Yesterday, the cold late November Santa Anas went roaring through my backyard, shredding leaves from the trees and bending their backs to near breaking. Everything seemed in constant motion, a turmoil of branches on the tree rippling and snapping and the air crackling of the sounds of things just trying to hold on. I was astonished to find that it was just an hour later that the maelstrom suddenly turned to stillness. It was almost eerily still. Not a branch or a leaf moving, trunks of the trees now motionless, resting. The air was suddenly filled with birdsong and the crepe myrtle tree came alive with a large cloud of tiny grey bushtits, zapping in and out of the still branches. The resident pair of black phoebes appeared to do their daily dance. I call them tuxedo birds for the black topcoat and fine white bib they sport! One will sit upon the highest point of the feeder pole, suddenly swoop down to catch an insect in the grass, and return to the perch to enjoy his quarry. He will then switch places with his mate, who repeats the dive to the grass and up to a perching lunch. A couple of yellow finches, hanging upside down on the feeder sock to dine on the Nyler seed, look oddly inebriated. I want to ask them all, where di you go when the fury was roaring through just an hour ago? Where is your place of safe harbor where you took refuge? Did you stop your signing because you knew that you wouldn't be heard over the wind's tirade?
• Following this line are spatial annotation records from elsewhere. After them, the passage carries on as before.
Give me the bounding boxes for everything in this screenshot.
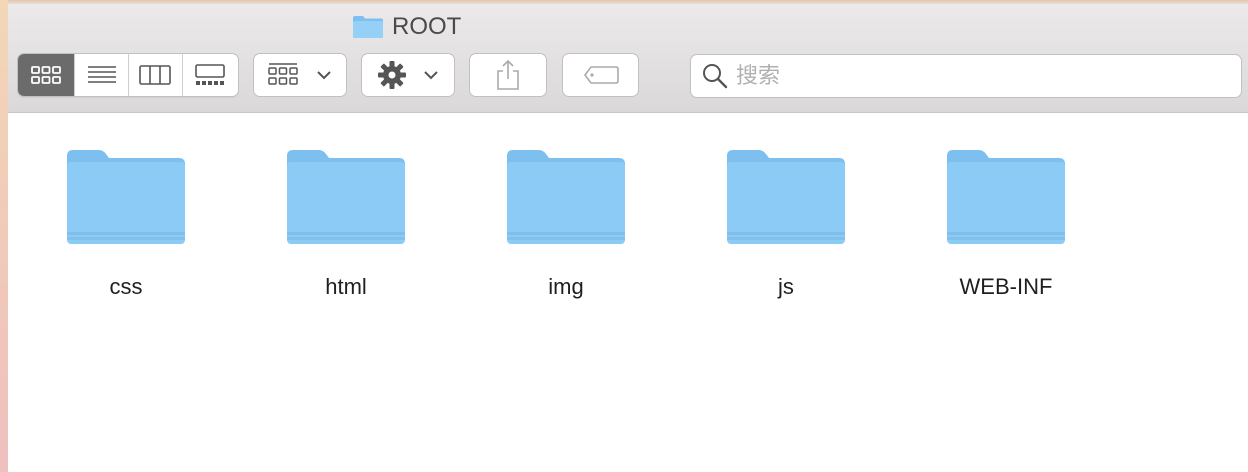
view-mode-control	[17, 53, 239, 97]
folder-label: css	[109, 274, 143, 299]
window-title: ROOT	[352, 12, 461, 42]
folder-icon	[947, 150, 1065, 244]
share-icon	[497, 59, 519, 90]
folder-label: img	[548, 274, 584, 299]
folder-icon	[67, 150, 185, 244]
folder-label: js	[778, 274, 794, 299]
window-top-edge	[8, 0, 1248, 4]
action-button[interactable]	[361, 53, 455, 97]
tag-button[interactable]	[562, 53, 639, 97]
desktop-background	[0, 0, 8, 472]
folder-label: html	[325, 274, 367, 299]
grid-icon	[31, 66, 62, 84]
gallery-view-button[interactable]	[183, 54, 238, 96]
search-input[interactable]	[734, 62, 1218, 90]
chevron-down-icon	[317, 71, 331, 80]
folder-icon	[507, 150, 625, 244]
icon-view-button[interactable]	[18, 54, 76, 96]
list-icon	[87, 66, 116, 83]
folder-icon	[727, 150, 845, 244]
tag-icon	[583, 66, 619, 84]
search-field[interactable]	[690, 54, 1242, 98]
folder-icon	[287, 150, 405, 244]
finder-window: ROOT 搜索 css html img js WEB-INF	[8, 0, 1248, 472]
folder-item-img[interactable]: img	[466, 140, 666, 310]
folder-item-css[interactable]: css	[26, 140, 226, 310]
chevron-down-icon	[424, 71, 438, 80]
window-title-text: ROOT	[392, 13, 462, 40]
folder-item-web-inf[interactable]: WEB-INF	[906, 140, 1106, 310]
gear-icon	[378, 61, 406, 89]
toolbar: ROOT	[8, 0, 1248, 113]
group-grid-icon	[268, 63, 298, 85]
group-button[interactable]	[253, 53, 347, 97]
list-view-button[interactable]	[75, 54, 129, 96]
share-button[interactable]	[469, 53, 547, 97]
folder-label: WEB-INF	[959, 274, 1053, 299]
search-icon	[703, 64, 728, 89]
columns-icon	[139, 65, 172, 85]
folder-item-js[interactable]: js	[686, 140, 886, 310]
gallery-icon	[195, 64, 226, 85]
folder-icon	[353, 16, 383, 38]
column-view-button[interactable]	[129, 54, 183, 96]
folder-item-html[interactable]: html	[246, 140, 446, 310]
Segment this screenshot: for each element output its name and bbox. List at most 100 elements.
When do you know it is okay to start singing again?
These are the questions I am asking as I begin to review the tumultuous year of 2020. So many of us have been buffeted by the storm, nearly broken by its seemingly constant motion of conflicting energies and grief. We've felt old allegiances and traditions sorely test, or in some cases shattered beyond recognition. We've been asked by this terrible pandemic to alter the very fabric of our lives, the touchstones which have allowed us to remain human: human closeness, family celebrations, routines which ordered life, cancelled or postponed for fear of health and financial welfare. Where did we go to find safety and when did we know it was alright to step back out into this brave new world? 2021 approaches, I can still barely clear my head enough to see the forest for the trees.
So as I reflect, and 2021 approaches, I'm taking some wisdom from nature. I am contemplating three questions, and you are welcome to join me: Where do I find my refuge? Where have I silenced my own song, and why? When do I know I can sing again? I know these answers may come slowly, but I believe that the raging winds and crackling branches have swept away unnecessary things now to be counted as dross. Storms are like that. The dawn that rises may seem familiar, but it is filled with newness and possibility.